Regeling van de Minister van Financiën van 15 januari 2004, nr. FM 2004-00033, Directie Financiële Markten, tot vaststelling voor 2004 van de bedragen, bedoeld in artikel 20 van de Regeling bekostiging financieel toezicht

De Minister van Financiën,

Gelet op artikel 20 van de Regeling bekostiging financieel toezicht;

Besluit:

Artikel 1

1. Het bedrag, bedoeld in artikel 7, eerste lid, van de Regeling bekostiging financieel toezicht wordt vastgesteld op:

a. € 13.500 voor de behandeling van een aanvraag of verzoek tot verlening, uitbreiding of wijziging van een vergunning als bedoeld in artikel 5, eerste lid, van de Wet toezicht beleggingsinstellingen;

b. € 14.750 voor de behandeling van een aanvraag tot verlening van een vergunning als bedoeld in artikel 7, eerste lid, van de Wet toezicht effectenverkeer 1995;

c. € 7.375 voor de behandeling van een verzoek tot uitbreiding of wijziging van een vergunning als bedoeld in artikel 7, eerste lid, van de Wet toezicht effectenverkeer 1995;

d. € 0 voor de behandeling van een aanvraag tot verlening van een ontheffing als bedoeld in artikel 16, vierde lid, van de Wet toezicht beleggingsinstellingen;

e. € 3.200 voor de behandeling van een aanvraag tot verlening van een ontheffing als bedoeld in artikel 4, eerste lid, van de Wet toezicht effectenverkeer 1995;

f. € 1.600 voor de behandeling van een aanvraag tot verlening van een ontheffing als bedoeld in artikel 5, tweede lid, van de Wet toezicht effectenverkeer 1995;

g. € 2.300 voor de behandeling van een aanvraag tot verlening van een ontheffing als bedoeld in artikel 6a, vijfde lid, van de Wet toezicht effectenverkeer 1995 voor de bieder en de instelling te wier laste de effecten zijn uitgegeven en op € 250 voor de bestuurder, commissaris en andere functionarissen, met dien verstande dat geen bedrag in rekening wordt gebracht voor een ontheffing ten aanzien van het biedingsbericht;

h. € 7.200 voor de behandeling van een aanvraag tot verlening van een ontheffing als bedoeld in artikel 6c, eerste lid, van de Wet toezicht effectenverkeer 1995;

i. € 240 per uur dat er werkzaamheden worden verricht voor de behandeling van een aanvraag tot verlening van een ontheffing als bedoeld in artikel 25, eerste lid, van de Wet toezicht effectenverkeer 1995;

j. € 1.000 voor de behandeling van een aanvraag tot verlening van een verklaring van geen bezwaar als bedoeld in artikel 16, eerste lid, van de Wet toezicht effectenverkeer 1995;

k. € 500 voor de behandeling van een aanvraag tot verlening van een verklaring van geen bezwaar als bedoeld in artikel 16, eerste lid, van de Wet toezicht effectenverkeer 1995, in verband met het vergroten van een gekwalificeerde deelneming;

l. € 240 per uur dat er werkzaamheden worden verricht voor de behandeling van een aanvraag tot verlening van een erkenning als bedoeld in artikel 22 van de Wet toezicht effectenverkeer 1995;

m. € 3.000 voor de behandeling van een verzoek tot inschrijving in het register als bedoeld in artikel 2, eerste lid, van de Wet inzake de geldtransactiekantoren.
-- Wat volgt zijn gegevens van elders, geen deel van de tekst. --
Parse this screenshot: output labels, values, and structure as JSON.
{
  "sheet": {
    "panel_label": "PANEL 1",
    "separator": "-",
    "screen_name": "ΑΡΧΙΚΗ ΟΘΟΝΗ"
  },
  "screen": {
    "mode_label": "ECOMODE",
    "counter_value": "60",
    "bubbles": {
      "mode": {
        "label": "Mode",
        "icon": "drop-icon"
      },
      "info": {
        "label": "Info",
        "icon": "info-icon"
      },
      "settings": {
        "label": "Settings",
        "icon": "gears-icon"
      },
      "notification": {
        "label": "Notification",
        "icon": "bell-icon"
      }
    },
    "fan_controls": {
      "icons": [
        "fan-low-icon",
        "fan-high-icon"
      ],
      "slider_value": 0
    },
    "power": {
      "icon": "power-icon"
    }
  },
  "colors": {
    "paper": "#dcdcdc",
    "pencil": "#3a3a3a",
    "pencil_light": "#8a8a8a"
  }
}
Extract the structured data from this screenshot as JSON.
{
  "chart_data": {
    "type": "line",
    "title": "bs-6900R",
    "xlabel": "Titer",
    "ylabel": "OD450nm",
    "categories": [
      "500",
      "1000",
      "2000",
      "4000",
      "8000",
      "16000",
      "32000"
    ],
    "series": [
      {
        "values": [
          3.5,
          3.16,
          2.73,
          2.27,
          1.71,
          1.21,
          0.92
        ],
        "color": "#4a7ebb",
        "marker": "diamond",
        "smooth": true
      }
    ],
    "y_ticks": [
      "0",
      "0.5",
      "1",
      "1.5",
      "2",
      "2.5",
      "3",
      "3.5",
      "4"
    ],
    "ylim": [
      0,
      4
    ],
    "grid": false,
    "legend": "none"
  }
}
2. Het bedrag, bedoeld in artikel 7, tweede lid, van de Regeling bekostiging financieel toezicht, ter vergoeding van de kosten van een toetsing van de deskundigheid of betrouwbaarheid van een beleidsbepaler of medebeleidsbepaler dan wel van een houder van een gekwalificeerde deelneming, wordt vastgesteld op:

a. € 1.100 onderscheidenlijk € 1.750 voor een toetsing die voortvloeit uit de Wet toezicht beleggingsinstellingen;

b. € 1.650 onderscheidenlijk € 1.750 voor een toetsing die voortvloeit uit de Wet toezicht effectenverkeer 1995;

c. € 0 voor een toetsing die voortvloeit uit de Wet inzake de geldtransactiekantoren.

3. Het bedrag, bedoeld in artikel 7, derde lid, van de Regeling bekostiging financieel toezicht, ter vergoeding van de kosten van een toetsing van de deskundigheid of betrouwbaarheid van een beleidsbepaler of medebeleidsbepaler dan wel van een houder van een gekwalificeerde deelneming, wordt vastgesteld op:

a. € 0 voor een toetsing als bedoeld in artikel 2, vijfde lid, van de Wet inzake de geldtransactiekantoren;

b. € 1.100 onderscheidenlijk € 1.750 voor een toetsing als bedoeld in artikel 11 van het Besluit toezicht beleggingsinstellingen;

c. € 1.650 onderscheidenlijk € 1.750 voor een toetsing als bedoeld in artikel 22 van het Besluit toezicht effectenverkeer 1995;

d. € 950 voor een toetsing als bedoeld in artikel 17, eerste lid, van de Wet toezicht beleggingsinstellingen.

Artikel 2

1. Het bedrag, bedoeld in artikel 8, eerste lid, onderdeel a, van de Regeling bekostiging financieel toezicht, wordt vastgesteld op € 350.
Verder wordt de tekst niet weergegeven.